进一步地,非实时更新状态的通信设备和实时更新状态的通信设备的可控参数组,包括发射功率和编码码率。Further, the controllable parameter group of the communication device in the non-real-time update state and the communication device in the real-time update state includes the transmission power and the encoding code rate.
进一步地,非实时更新状态的通信设备和实时更新状态的通信设备的不可控参数组,包括信道条件、产生的数据量、分配的时间资源与空间资源。Further, the uncontrollable parameter groups of the communication device that does not update the state in real time and the communication device that updates the state in real time include channel conditions, the amount of data generated, and the allocated time and space resources.
进一步地,所述5G基站下的设备性能指标包括误码率、吞吐量和服务质量QoS。Further, the equipment performance indicators under the 5G base station include bit error rate, throughput and QoS.
进一步地,步骤b)具体为:假设在第i个时隙开始时设备所含有的电量为,则得 到 Further, step b) is specifically as follows: it is assumed that the power contained in the device at the beginning of the i -th time slot is , then get
式中,为在不可控参数组下选取可控参数组进行操作所消耗的能量; 为了使得设备的用电需求得到保障,必须有如下能量约束条件: In the formula, for the uncontrollable parameter group Select the controllable parameter group under The energy consumed by the operation; In order to ensure the power demand of the equipment, the following energy constraints must be met:
式中,N为总时隙个数,对应N个能量约束条件,即对于任何一个时隙,设备拥有的电量都能保障该时隙的电力需求。

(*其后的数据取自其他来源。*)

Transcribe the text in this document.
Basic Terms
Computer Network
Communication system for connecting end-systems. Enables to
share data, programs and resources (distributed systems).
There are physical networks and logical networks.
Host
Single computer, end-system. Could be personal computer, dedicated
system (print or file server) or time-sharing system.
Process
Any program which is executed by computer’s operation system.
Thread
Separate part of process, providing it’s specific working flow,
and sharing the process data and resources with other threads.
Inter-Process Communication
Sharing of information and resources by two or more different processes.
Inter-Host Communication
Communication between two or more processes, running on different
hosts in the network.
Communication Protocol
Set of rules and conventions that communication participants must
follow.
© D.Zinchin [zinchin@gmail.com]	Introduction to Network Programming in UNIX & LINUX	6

In the formula, N is the total number of time slots, corresponding to N energy constraints, that is, for any time slot, the power possessed by the device can guarantee the power demand of the time slot.
进一步地,步骤d)中,若优化问题为凸优化问题,使用标准的凸优化问题的解法进行求解;若优化问题不是凸优化问题,将标准的凸优化问题的解法与遗传算法相结合进行求解,以减少收敛到次优解的情况发生。Further, in step d), if the optimization problem is a convex optimization problem, the solution method of the standard convex optimization problem is used to solve it; if the optimization problem is not a convex optimization problem, the solution method of the standard convex optimization problem is combined with the genetic algorithm to solve the problem. , to reduce the occurrence of convergence to a suboptimal solution.
进一步地,所述标准的凸优化问题的解法为牛顿法或内点法。Further, the solution method of the standard convex optimization problem is Newton's method or interior point method.
进一步地,步骤A)中,将设备的供电电量的取值集合记为,设备的电池储能的取 值集合记为,不可控参数组的取值集合记为;则状态空间表示为;状态为状态空间的一个元素,;可控参数组的取值集合即为动作空间;任何一组可控 参数组都是的一个元素,称为一个动作;选择一组可控参数组就是在马尔科夫决策过程 中选择一个动作。 Further, in step A), the value set of the power supply of the device is recorded as , the value set of the battery energy storage of the device is denoted as , the value set of the uncontrollable parameter group is denoted as ; then the state space is expressed as ;state is an element of the state space, ; Value set of controllable parameter group is the action space; any set of controllable parameters is An element of , called an action; choosing a set of controllable parameters is choosing an action in a Markov decision process.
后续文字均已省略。